The problem is that SAS (or another tool) does SELECT * FROM table, which crashes the server. If there's no way to change this logic in SAS, you can work it around by setting max_query_size. but you need to be aware that SAS won't have all the data retrieved from DB.

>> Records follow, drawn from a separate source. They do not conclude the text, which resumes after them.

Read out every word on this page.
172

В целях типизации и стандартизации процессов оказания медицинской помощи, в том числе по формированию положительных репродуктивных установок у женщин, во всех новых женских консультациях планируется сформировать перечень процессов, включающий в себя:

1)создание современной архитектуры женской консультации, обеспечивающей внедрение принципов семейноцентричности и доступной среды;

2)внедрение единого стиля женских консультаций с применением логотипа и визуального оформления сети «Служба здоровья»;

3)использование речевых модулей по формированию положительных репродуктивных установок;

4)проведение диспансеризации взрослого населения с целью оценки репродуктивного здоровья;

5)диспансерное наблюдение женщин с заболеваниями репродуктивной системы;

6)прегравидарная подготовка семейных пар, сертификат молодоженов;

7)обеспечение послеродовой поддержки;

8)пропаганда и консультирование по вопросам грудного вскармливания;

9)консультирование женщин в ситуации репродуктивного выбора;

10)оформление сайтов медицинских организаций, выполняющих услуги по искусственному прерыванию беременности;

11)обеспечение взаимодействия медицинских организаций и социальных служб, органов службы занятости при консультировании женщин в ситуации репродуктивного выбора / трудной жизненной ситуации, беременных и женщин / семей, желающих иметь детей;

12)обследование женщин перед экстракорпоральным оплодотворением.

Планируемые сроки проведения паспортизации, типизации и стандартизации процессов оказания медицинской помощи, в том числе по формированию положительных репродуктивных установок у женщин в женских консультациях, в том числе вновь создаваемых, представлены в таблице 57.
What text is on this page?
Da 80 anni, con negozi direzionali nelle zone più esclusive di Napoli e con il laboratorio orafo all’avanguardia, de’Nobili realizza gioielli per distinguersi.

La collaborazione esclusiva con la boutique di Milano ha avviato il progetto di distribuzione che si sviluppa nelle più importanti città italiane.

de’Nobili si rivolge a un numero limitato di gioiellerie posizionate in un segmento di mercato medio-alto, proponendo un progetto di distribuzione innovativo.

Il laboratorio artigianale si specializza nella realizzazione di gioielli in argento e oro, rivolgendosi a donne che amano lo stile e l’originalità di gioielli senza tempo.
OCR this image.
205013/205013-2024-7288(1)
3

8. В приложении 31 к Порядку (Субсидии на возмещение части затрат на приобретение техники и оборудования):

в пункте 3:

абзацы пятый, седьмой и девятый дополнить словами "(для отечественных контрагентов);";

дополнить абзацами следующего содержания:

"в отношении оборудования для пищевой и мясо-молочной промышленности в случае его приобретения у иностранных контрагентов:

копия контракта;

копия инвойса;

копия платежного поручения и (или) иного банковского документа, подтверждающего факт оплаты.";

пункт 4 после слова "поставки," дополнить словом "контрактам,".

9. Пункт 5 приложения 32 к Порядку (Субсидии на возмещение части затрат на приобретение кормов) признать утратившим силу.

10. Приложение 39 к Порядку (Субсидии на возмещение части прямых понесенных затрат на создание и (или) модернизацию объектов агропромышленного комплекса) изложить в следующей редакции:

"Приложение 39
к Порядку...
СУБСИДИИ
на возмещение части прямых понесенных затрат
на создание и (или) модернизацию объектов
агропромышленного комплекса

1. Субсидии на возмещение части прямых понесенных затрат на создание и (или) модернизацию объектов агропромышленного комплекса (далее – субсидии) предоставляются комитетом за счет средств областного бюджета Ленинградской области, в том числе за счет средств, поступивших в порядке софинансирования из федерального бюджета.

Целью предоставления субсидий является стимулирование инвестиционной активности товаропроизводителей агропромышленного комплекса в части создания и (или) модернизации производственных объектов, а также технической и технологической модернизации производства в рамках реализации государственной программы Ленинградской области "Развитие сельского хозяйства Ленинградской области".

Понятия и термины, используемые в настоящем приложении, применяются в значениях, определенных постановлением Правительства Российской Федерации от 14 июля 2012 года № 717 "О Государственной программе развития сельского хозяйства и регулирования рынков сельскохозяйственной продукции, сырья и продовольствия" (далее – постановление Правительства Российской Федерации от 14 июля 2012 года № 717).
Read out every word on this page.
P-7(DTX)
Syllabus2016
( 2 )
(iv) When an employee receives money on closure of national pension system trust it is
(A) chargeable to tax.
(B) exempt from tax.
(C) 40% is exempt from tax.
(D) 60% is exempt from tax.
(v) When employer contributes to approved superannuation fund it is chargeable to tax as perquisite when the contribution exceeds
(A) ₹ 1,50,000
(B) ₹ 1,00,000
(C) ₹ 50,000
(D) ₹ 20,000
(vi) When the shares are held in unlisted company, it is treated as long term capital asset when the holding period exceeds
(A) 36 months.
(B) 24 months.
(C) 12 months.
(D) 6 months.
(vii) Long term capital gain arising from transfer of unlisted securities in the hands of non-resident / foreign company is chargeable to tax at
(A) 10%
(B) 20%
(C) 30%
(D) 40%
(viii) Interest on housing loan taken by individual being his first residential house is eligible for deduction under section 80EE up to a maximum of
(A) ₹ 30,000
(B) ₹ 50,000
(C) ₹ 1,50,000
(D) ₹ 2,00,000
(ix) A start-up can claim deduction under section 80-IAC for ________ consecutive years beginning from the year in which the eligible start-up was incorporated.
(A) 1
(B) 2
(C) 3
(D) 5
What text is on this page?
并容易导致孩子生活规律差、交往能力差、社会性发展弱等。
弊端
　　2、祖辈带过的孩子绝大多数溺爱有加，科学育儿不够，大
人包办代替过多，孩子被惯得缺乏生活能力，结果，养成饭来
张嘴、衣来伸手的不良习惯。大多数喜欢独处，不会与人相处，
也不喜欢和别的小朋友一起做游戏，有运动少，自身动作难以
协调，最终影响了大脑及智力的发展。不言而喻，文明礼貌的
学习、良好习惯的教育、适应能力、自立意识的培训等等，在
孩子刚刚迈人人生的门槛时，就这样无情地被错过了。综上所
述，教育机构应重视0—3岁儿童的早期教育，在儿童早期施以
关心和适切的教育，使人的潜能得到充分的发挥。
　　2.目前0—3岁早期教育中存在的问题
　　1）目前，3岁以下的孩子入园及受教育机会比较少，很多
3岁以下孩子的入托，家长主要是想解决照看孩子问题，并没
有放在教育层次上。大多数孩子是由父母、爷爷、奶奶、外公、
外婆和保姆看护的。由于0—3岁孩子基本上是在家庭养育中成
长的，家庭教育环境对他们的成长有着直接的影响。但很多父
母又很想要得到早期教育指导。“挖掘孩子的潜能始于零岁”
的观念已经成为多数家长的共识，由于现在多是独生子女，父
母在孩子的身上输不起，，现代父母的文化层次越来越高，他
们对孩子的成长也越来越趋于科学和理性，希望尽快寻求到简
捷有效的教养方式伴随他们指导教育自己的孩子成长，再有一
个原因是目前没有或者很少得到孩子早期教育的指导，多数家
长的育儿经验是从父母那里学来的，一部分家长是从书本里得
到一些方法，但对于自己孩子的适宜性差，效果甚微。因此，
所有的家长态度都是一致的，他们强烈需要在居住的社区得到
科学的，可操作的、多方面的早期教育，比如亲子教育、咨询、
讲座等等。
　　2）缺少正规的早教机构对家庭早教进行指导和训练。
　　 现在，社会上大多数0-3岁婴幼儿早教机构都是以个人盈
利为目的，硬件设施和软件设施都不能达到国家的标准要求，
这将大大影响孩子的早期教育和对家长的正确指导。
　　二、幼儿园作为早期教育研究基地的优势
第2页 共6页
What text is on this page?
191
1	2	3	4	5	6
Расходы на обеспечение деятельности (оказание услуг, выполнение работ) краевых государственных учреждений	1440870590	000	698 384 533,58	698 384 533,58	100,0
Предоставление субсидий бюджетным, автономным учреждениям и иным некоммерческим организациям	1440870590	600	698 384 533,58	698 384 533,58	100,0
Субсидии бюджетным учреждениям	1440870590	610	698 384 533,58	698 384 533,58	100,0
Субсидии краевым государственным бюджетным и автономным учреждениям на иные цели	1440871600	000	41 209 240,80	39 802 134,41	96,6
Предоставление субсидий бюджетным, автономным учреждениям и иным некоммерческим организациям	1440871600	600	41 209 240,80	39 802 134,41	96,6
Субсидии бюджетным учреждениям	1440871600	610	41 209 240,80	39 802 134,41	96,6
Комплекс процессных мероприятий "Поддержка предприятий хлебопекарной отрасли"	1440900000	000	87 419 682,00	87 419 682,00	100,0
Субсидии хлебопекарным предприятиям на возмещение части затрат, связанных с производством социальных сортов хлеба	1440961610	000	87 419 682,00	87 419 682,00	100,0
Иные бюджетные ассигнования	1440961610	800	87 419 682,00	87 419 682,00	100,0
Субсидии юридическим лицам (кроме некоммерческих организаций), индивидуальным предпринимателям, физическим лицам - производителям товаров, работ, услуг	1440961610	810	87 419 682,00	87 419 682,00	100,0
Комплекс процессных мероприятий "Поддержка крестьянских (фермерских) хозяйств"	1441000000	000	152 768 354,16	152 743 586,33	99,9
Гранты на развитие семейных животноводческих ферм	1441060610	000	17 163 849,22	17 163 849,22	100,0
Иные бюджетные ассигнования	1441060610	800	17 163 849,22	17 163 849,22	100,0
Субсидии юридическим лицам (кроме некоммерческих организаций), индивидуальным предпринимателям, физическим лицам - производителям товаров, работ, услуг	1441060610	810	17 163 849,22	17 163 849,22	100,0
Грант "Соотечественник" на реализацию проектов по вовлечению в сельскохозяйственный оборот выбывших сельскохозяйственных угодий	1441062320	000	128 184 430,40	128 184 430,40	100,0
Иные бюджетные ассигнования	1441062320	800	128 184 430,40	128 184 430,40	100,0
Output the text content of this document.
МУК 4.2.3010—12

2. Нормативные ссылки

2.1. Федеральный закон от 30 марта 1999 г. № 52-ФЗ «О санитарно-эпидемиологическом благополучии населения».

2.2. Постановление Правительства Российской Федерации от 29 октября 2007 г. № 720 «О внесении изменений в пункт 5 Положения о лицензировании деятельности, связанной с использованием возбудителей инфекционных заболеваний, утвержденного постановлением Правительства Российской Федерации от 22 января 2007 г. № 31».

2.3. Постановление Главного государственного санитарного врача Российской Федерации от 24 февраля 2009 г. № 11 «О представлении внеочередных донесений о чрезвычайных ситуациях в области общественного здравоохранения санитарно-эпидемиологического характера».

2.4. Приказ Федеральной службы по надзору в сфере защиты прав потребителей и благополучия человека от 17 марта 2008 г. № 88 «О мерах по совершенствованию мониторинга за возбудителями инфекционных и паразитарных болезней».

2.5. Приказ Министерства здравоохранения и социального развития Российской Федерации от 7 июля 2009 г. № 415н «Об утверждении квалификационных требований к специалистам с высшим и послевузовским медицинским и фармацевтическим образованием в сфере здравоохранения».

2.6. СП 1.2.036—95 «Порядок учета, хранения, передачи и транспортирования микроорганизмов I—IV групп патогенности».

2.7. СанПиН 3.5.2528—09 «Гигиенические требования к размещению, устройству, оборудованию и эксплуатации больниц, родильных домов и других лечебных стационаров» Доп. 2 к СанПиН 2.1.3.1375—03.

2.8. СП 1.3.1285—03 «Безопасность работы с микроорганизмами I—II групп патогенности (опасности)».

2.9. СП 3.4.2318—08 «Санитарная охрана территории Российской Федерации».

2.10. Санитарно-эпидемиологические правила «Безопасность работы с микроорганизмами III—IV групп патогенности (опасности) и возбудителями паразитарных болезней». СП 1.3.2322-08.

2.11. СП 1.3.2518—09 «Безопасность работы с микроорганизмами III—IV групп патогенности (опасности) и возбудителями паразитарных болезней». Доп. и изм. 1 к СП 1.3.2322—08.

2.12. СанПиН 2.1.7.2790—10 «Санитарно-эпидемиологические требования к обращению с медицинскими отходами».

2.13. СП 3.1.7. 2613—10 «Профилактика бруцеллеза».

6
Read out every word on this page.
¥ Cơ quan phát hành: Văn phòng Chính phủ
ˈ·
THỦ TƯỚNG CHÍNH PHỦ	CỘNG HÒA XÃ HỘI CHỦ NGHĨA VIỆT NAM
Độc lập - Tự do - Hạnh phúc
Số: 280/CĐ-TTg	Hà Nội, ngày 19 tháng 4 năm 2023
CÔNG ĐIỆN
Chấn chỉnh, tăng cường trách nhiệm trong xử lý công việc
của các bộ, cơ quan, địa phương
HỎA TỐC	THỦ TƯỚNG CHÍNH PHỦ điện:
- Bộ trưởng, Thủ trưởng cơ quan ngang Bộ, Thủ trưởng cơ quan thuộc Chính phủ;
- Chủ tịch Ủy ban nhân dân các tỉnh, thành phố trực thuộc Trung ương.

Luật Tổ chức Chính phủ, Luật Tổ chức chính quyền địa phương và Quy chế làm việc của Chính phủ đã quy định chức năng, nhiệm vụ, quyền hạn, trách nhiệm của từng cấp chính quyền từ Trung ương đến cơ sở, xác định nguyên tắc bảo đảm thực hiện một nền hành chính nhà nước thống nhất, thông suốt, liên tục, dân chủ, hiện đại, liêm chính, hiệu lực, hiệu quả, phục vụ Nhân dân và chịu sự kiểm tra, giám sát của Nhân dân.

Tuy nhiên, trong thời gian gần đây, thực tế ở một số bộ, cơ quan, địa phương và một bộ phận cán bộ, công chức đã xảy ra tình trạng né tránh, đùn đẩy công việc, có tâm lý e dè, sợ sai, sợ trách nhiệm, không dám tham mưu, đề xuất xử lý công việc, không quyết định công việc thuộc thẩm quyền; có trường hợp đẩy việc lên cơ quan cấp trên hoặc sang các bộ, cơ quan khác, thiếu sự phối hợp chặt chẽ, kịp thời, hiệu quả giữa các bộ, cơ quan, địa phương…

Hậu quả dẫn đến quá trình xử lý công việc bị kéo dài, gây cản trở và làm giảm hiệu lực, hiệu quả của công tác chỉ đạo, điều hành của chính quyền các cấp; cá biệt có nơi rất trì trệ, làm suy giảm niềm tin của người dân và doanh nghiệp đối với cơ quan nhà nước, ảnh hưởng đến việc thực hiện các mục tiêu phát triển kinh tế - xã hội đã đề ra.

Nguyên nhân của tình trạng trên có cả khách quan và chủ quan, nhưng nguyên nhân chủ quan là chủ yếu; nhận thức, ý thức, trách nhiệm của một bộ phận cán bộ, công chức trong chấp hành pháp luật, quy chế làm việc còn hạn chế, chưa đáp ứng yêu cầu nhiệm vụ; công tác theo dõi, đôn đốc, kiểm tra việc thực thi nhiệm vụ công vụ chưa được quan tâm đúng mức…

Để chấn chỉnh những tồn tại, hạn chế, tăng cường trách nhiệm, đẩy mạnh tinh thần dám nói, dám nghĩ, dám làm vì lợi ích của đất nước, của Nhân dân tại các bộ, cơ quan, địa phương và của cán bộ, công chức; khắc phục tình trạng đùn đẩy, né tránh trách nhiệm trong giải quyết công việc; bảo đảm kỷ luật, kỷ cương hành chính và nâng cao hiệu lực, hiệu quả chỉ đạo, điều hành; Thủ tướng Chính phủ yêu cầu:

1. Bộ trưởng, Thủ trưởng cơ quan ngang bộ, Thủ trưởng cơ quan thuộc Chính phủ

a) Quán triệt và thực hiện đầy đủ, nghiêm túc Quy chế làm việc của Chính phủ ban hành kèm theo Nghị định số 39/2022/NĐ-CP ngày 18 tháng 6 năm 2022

mshustov commented 11 months ago

@bkuspayev, what driver version do you use? The latest version generates a random session id for connections https://github.com/ClickHouse/clickhouse-odbc/releases/tag/v1.2.1.20220905

bkuspayev commented 11 months ago

@mshustov thank you for quick response, I'm using the exact same version as you mentioned: v1.2.1.20220905

mshustov commented 11 months ago

@bkuspayev do you specify a session name manually? https://github.com/ClickHouse/clickhouse-odbc/pull/398/files#diff-bf39b744552791b8ebec2bcfdab832d997df90796ebf432e5c5fb13ce903df1bR118

bkuspayev commented 11 months ago

I'm not familiar with the internal workings of SAS and its session naming conventions. I haven't made any manual modifications on my end. Here are the parameters from the ODBC ini file:

[Clickhouse] Driver: /sas/clickhouse-odbc-1.2.1-Linux/lib64/libclickhouseodbc.so Url: http://user@server:8123/query?database=db&buffer_size=30000&wait_ens_of_query=0&session_timeout=1 DriverUnicodeType: 1 DriverLog: on Timeout: 5000 Connection: Unique

Let me know if you need further information.